MLCommons and Hugging Face Release Massive Speech Dataset for AI Research
In a groundbreaking collaboration, MLCommons, a nonprofit AI safety working group, has partnered with Hugging Face, a leading AI development platform, to release one of the world’s largest collections of public domain voice recordings. The dataset,aptly named Unsupervised People’s Speech,boasts over a million hours of audio spanning at least 89 different languages. This release aims to support research and development in “various areas of speech technology,” according to MLCommons.

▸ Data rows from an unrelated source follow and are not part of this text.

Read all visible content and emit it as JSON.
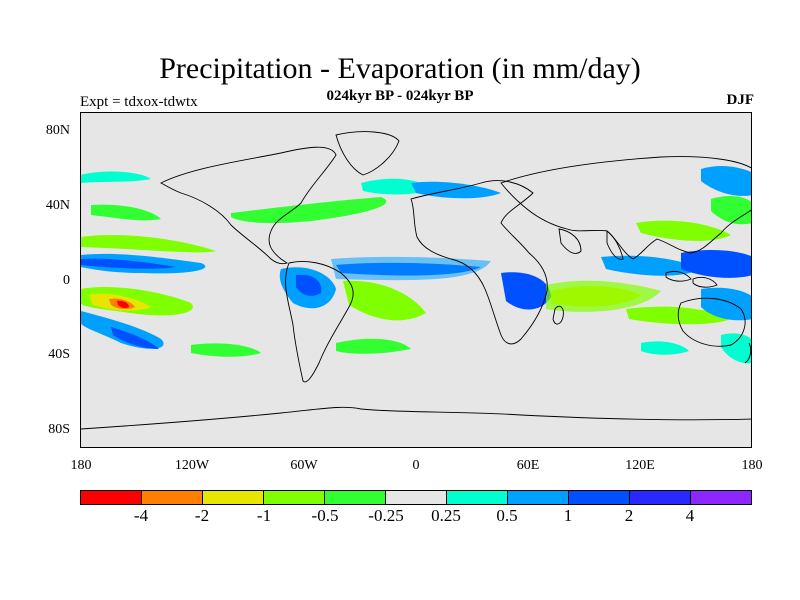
{
  "title": "Precipitation - Evaporation (in mm/day)",
  "subtitle": "024kyr BP - 024kyr BP",
  "experiment": "Expt = tdxox-tdwtx",
  "season": "DJF",
  "map": {
    "background": "#e6e6e6",
    "lat_labels": [
      "80N",
      "40N",
      "0",
      "40S",
      "80S"
    ],
    "lon_labels": [
      "180",
      "120W",
      "60W",
      "0",
      "60E",
      "120E",
      "180"
    ]
  },
  "colorbar": {
    "colors": [
      "#ff0000",
      "#ff8000",
      "#e6e600",
      "#80ff00",
      "#32ff32",
      "#e6e6e6",
      "#00ffd0",
      "#00a0ff",
      "#0050ff",
      "#2828ff",
      "#8c28ff"
    ],
    "labels": [
      "-4",
      "-2",
      "-1",
      "-0.5",
      "-0.25",
      "0.25",
      "0.5",
      "1",
      "2",
      "4"
    ]
  }
}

The initiative is driven by a desire to democratize access to speech technology research. “Supporting broader natural language processing research for languages other than English helps bring communication technologies to more people globally,” MLCommons stated in a recent blog post. The association anticipates that the dataset will fuel advancements in low-resource language speech models, improve speech recognition across diverse accents and dialects, and inspire novel applications in speech synthesis.
Though, the release of such a massive dataset is not without its challenges. One significant concern is biased data. The recordings in Unsupervised People’s Speech were sourced from Archive.org, a nonprofit best known for its Wayback Machine web archival tool. Given that many of Archive.org’s contributors are English-speaking Americans, the dataset is predominantly composed of American-accented English. This imbalance could lead to AI systems trained on the dataset struggling with non-native English speakers or languages other than English.
Another issue is the potential inclusion of recordings from individuals unaware their voices are being used for AI research. While MLCommons asserts that all recordings are either public domain or available under Creative commons licenses, the possibility of errors remains. A recent MIT analysis highlighted that hundreds of publicly available AI training datasets lack proper licensing information and contain inaccuracies.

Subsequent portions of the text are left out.